David M. Katz, CFO.com | US
December 14, 2006
It is a fruitless effort to try to find an entity to blame for the state of IT compliance. 404 and AS2 did not attempt to specifically address this, and everyone involved has taken their best shot. CFO's, CEO's, and audit professionals have struggled to understand how IT is controlled while IT management has struggled with how to apply financial controls to the technology.
Having been involved from the beginning as an IT executive and as a consultant, I can vouch for the fact that consistent guidance and feedback often aren't given to IT, driving IT organizations to be overly risk averse (especially given the stakes and the assertive statements that must be formally presented to top management by CIO's).
Also problematic is the reliance on relatively broad pre-404 standards such as COBIT as being the only definitive reference point for IT and audit professionals to come together. One would have hoped for more by now.
The answer is all about looking ahead and creating objective guidelines for classifying and managing the critical IT controls with standardized risk assessment criteria (from somewhere).
It is not a given that this will come about through the AS2 revisions. Don't expect for much to change on the IT front, unless there are standards that IT and audit professionals can easily rally around and jointly understand.
Posted by Brad Couch | Dec 19, 2006 9:42 PM ET
Mr. Scott's assumption the "Non-technical" finance types won?t apply risk assessment and materiality to IT controls is misguided. If a process shouldn?t be in scope, the related IT controls shouldn?t be in scope either. I have to say it doesn't take a rocket scientist to understand program change controls, access & permissions, scheduling and other automated controls. If anything, as we've reduced the count of manual key controls by applying risk and materiality considerations, we've not seen an equivalent decrease in IT controls. Just who exactly is doing the nitpicking?
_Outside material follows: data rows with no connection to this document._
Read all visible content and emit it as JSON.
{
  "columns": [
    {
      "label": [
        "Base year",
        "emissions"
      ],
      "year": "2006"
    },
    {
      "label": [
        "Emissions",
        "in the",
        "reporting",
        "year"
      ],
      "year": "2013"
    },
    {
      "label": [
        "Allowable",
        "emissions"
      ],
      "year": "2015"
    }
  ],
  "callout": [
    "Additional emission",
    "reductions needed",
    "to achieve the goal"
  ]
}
Posted by Rick Richman | Dec 18, 2006 5:52 PM ET
I can't believe the SEC is accusing the corporate executives of nitpicking with respect to internal control review. The entire debacle that is known as 404 has been driven by the auditing field since the day AS2 was issued. Granted, that standard was poorly written and, thus, open to a strict interpretation by the accounting firms. But, to say that corporate management willfully took internal control review to the level it was taken is ridiculous. The SEC should be ashamed of itself. They should just admit they blew it when the PCAOB issued the original guidance. Then again, I guess the proposed scrapping of AS2 is admission enough.
Posted by Mark Seymour | Dec 15, 2006 12:40 PM ET
IT is estimated to represent 60% of the Sarbox 404 effort yet the original AS2 and SEC Rulings have not provided reasonable guidance in this critical area. Will the new and improved Guidance and AS2 be based on meaningful experience and adequate understanding of IT? Since, Sarbox 404 is managed by financial types without technical backgrounds, probably NOT.
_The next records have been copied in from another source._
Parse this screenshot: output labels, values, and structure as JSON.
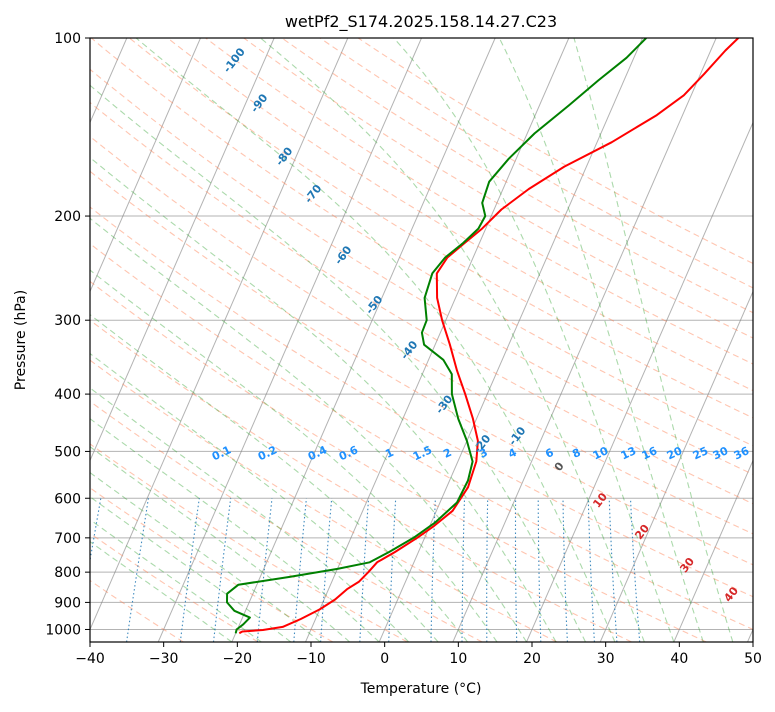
{
  "chart_data": {
    "type": "line",
    "title": "wetPf2_S174.2025.158.14.27.C23",
    "xlabel": "Temperature (°C)",
    "ylabel": "Pressure (hPa)",
    "xlim": [
      -40,
      50
    ],
    "ylim": [
      1050,
      100
    ],
    "y_scale": "log",
    "grid": true,
    "x_ticks": [
      -40,
      -30,
      -20,
      -10,
      0,
      10,
      20,
      30,
      40,
      50
    ],
    "y_ticks": [
      1000,
      900,
      800,
      700,
      600,
      500,
      400,
      300,
      200,
      100
    ],
    "series": [
      {
        "color": "#ff0000",
        "values": [
          [
            -19.5,
            1015
          ],
          [
            -19.2,
            1008
          ],
          [
            -16.5,
            1002
          ],
          [
            -14.0,
            990
          ],
          [
            -12.0,
            960
          ],
          [
            -10.0,
            925
          ],
          [
            -8.5,
            890
          ],
          [
            -7.5,
            855
          ],
          [
            -6.3,
            830
          ],
          [
            -5.6,
            800
          ],
          [
            -5.0,
            770
          ],
          [
            -3.2,
            740
          ],
          [
            -1.0,
            700
          ],
          [
            0.5,
            670
          ],
          [
            2.2,
            630
          ],
          [
            2.9,
            575
          ],
          [
            2.5,
            520
          ],
          [
            1.5,
            480
          ],
          [
            -0.5,
            440
          ],
          [
            -3.0,
            400
          ],
          [
            -5.5,
            365
          ],
          [
            -8.0,
            330
          ],
          [
            -10.5,
            300
          ],
          [
            -12.5,
            275
          ],
          [
            -14.0,
            250
          ],
          [
            -13.5,
            235
          ],
          [
            -12.0,
            222
          ],
          [
            -10.5,
            210
          ],
          [
            -9.0,
            195
          ],
          [
            -6.5,
            180
          ],
          [
            -3.0,
            165
          ],
          [
            2.0,
            150
          ],
          [
            6.5,
            135
          ],
          [
            9.0,
            125
          ],
          [
            10.5,
            115
          ],
          [
            12.0,
            105
          ],
          [
            13.0,
            100
          ]
        ]
      },
      {
        "color": "#008000",
        "values": [
          [
            -20.0,
            1015
          ],
          [
            -20.1,
            1000
          ],
          [
            -19.5,
            980
          ],
          [
            -19.0,
            955
          ],
          [
            -21.5,
            930
          ],
          [
            -23.0,
            900
          ],
          [
            -23.5,
            870
          ],
          [
            -22.5,
            840
          ],
          [
            -16.0,
            815
          ],
          [
            -10.0,
            790
          ],
          [
            -6.0,
            770
          ],
          [
            -4.0,
            740
          ],
          [
            -1.5,
            700
          ],
          [
            0.5,
            660
          ],
          [
            2.3,
            610
          ],
          [
            2.5,
            560
          ],
          [
            2.0,
            520
          ],
          [
            0.0,
            480
          ],
          [
            -2.5,
            440
          ],
          [
            -4.8,
            400
          ],
          [
            -6.0,
            370
          ],
          [
            -8.0,
            350
          ],
          [
            -11.5,
            330
          ],
          [
            -12.5,
            315
          ],
          [
            -12.6,
            300
          ],
          [
            -14.2,
            275
          ],
          [
            -14.6,
            250
          ],
          [
            -13.8,
            235
          ],
          [
            -12.2,
            222
          ],
          [
            -11.0,
            210
          ],
          [
            -10.8,
            200
          ],
          [
            -12.0,
            190
          ],
          [
            -12.3,
            175
          ],
          [
            -11.0,
            160
          ],
          [
            -9.0,
            145
          ],
          [
            -6.0,
            130
          ],
          [
            -3.5,
            118
          ],
          [
            -1.0,
            108
          ],
          [
            0.5,
            100
          ]
        ]
      }
    ],
    "dry_adiabat_labels": [
      "-100",
      "-90",
      "-80",
      "-70",
      "-60",
      "-50",
      "-40",
      "-30",
      "-20",
      "-10",
      "0",
      "10",
      "20",
      "30",
      "40"
    ],
    "mixing_ratio_labels": [
      "0.1",
      "0.2",
      "0.4",
      "0.6",
      "1",
      "1.5",
      "2",
      "3",
      "4",
      "6",
      "8",
      "10",
      "13",
      "16",
      "20",
      "25",
      "30",
      "36"
    ],
    "colors": {
      "isotherm": "#808080",
      "dry_adiabat": "#ff7f50",
      "moist_adiabat": "#2ca02c",
      "mixing_ratio": "#1f77b4",
      "ccl_curve": "#d2b48c",
      "label_blue": "#1f77b4",
      "label_red": "#d62728",
      "label_gray": "#555555",
      "label_light_blue": "#1e90ff"
    }
  }
}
Posted by Rod Scott | Dec 15, 2006 9:17 AM ET
Risk Assessment based on 'Overall Materiality' and 'Planning Materiality' would truly take the sting out of 404 compliance.
Coupled with an objective analysis of the significant accounts and disclosures in the financial statements and keeping a very close watch on 'significant risks' in 'insignificant locations', there would be a pragmatic approach to designing, implementing and maintaining controls.
Posted by Chandrasekar Venkataraman | Dec 15, 2006 8:35 AM ET
One must take care, in consideration of rulings on topics of materiality, that an aggregate of significant deficiencies could constititute a material weakness. Therefore, one should look for those items that traditionally represent significant areas of exposure and assess the materiality from an aggregated standpoint.
Quoted:
A "material weakness" is defined in Statement on Auditing Standards No. 60 (codified in Codification of Statements on Auditing Standards AU ?325) as a
-reportable condition in which the design or operation of one or more of the internal control components does not reduce to a relatively low level the risk that misstatements caused by errors or fraud in amounts that would be material in relation to the financial statements being audited
-[and that this error]may occur and not be detected within a timely period by employees in the normal course of performing their assigned functions. See discussion in Section II.B.3.b. below. EXTRACTS FROM FINAL RULE OF SEC
This, in my opinion, has always been the guidance in the history of compliance.